Comic Relief raises money to help poor and disadvantaged people in Africa and the UK. The website development was well underway when we first got involved so we decided the best way to help was to conduct expert reviews of the usability and accessibility of the rednoseday.com site.
Usability
The usability review was guided by our Web Experience Assessment Tool which measures users’ experiences with websites and scores them on eight different dimensions.

A spider diagram like this one gives a clear overview of how well the website performed. The rednoseday.com site scored well overall with particular strengths in efficiency and visual design. The lower scores, typically those under 60%, represent areas which could be improved, here navigation, consistency and feedback.
Our report identified usability issues under each of the eight dimensions and made recommendations for improvement, prioritised to suggest which would give the greatest benefits.
For example, good navigation and feedback are very important in making sure users know where they are on a site, how they got there, and how to get back to the previous page. We identified that the use of ‘breadcrumb trails’ was inconsistent, feedback showing users clearly which page they were on was not always present, and there was not a clear link back to the home page. We recommended a complete and consistent ‘breadcrumb trail’ and navigation tabs which highlight or change colour to show which page the user is on.
Accessibility
We carried out a second audit on the Red Nose Day site using our Accessibility Guidelines, which combine the WCA Guidelines with our own wide-ranging experience, to identify and prioritise issues which would make it difficult for people with disabilities to access the site.

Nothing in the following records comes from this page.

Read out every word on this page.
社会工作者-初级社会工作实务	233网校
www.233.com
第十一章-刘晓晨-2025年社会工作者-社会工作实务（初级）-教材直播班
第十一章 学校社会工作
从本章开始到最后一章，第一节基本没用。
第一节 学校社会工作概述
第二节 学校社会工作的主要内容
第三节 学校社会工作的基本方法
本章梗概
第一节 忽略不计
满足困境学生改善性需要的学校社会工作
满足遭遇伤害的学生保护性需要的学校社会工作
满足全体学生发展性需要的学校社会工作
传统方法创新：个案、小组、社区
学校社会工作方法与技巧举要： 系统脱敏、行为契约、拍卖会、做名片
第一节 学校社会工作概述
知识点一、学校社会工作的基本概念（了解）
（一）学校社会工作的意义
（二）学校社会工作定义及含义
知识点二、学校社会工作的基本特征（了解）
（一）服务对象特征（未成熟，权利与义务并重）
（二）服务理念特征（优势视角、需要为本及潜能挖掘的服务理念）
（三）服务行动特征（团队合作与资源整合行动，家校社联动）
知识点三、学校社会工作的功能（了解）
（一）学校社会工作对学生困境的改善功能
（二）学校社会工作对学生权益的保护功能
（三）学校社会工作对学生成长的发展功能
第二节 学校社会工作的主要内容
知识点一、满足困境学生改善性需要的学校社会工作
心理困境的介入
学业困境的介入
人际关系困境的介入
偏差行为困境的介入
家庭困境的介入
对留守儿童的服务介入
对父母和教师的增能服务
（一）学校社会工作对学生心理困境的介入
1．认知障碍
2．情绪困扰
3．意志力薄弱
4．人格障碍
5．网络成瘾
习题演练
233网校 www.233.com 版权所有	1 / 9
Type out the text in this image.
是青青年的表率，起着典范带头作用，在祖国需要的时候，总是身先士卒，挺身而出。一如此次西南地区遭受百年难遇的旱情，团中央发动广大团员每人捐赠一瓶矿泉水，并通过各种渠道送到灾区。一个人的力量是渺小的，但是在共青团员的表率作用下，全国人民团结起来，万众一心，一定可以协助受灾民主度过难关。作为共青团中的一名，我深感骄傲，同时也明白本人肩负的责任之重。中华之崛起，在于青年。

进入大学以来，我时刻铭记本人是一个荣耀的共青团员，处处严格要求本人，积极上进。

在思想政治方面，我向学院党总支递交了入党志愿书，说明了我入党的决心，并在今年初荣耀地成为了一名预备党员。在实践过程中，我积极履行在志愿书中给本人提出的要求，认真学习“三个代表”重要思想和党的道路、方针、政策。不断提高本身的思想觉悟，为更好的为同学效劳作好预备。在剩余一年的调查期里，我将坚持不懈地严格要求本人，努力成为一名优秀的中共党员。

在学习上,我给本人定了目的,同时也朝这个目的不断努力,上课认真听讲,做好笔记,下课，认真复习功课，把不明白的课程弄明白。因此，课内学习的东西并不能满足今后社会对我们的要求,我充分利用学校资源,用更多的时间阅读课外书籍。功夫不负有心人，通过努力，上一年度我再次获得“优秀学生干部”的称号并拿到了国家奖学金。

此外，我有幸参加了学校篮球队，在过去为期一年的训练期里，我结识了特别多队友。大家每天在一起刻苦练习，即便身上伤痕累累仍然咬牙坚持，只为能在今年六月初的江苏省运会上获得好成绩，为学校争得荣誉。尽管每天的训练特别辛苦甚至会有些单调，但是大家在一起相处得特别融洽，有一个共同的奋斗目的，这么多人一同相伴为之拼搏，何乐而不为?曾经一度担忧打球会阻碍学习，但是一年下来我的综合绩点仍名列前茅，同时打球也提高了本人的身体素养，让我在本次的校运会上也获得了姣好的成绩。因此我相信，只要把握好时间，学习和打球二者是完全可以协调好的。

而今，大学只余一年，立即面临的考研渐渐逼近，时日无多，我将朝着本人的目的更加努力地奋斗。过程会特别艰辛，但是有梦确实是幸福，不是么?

The biggest problem we found was for people whose means of accessing the website did not allow them to see graphics or run programmatic objects such as scripts or applets. This group includes not only those who are blind or partially sighted and use screen readers, but also people accessing the site by mobile or who do not allow scripts for security purposes. For these people the site was unusable because navigation relied on the graphics or scripts and no alternative was available.
We recommended that all graphical items should have a meaningful ‘alt’ text and that scripting for navigation bars should be replaced with standard HTML. These changes alone would allow most users to access most parts of the website, although other changes were needed to get the site to a high level of compliance.
Rachel Moriarty, Project Manager within Comic Relief’s new media team says
The methodology Systems Concepts employed broke the analysis of our website into different areas, providing clear explanations for each problem area with examples and recommendations for making improvements.
This approach was very clear and easy to understand and also helped us to build knowledge for future projects. Working with System Concepts provided us with a fresh approach, highlighting usability and accessibility problems that we would not otherwise have considered.
Due to their input, we addressed many of these for Red Nose Day and are already building on these insights and working with Systems Concept’s again for our next big fundraising event, Sport Relief.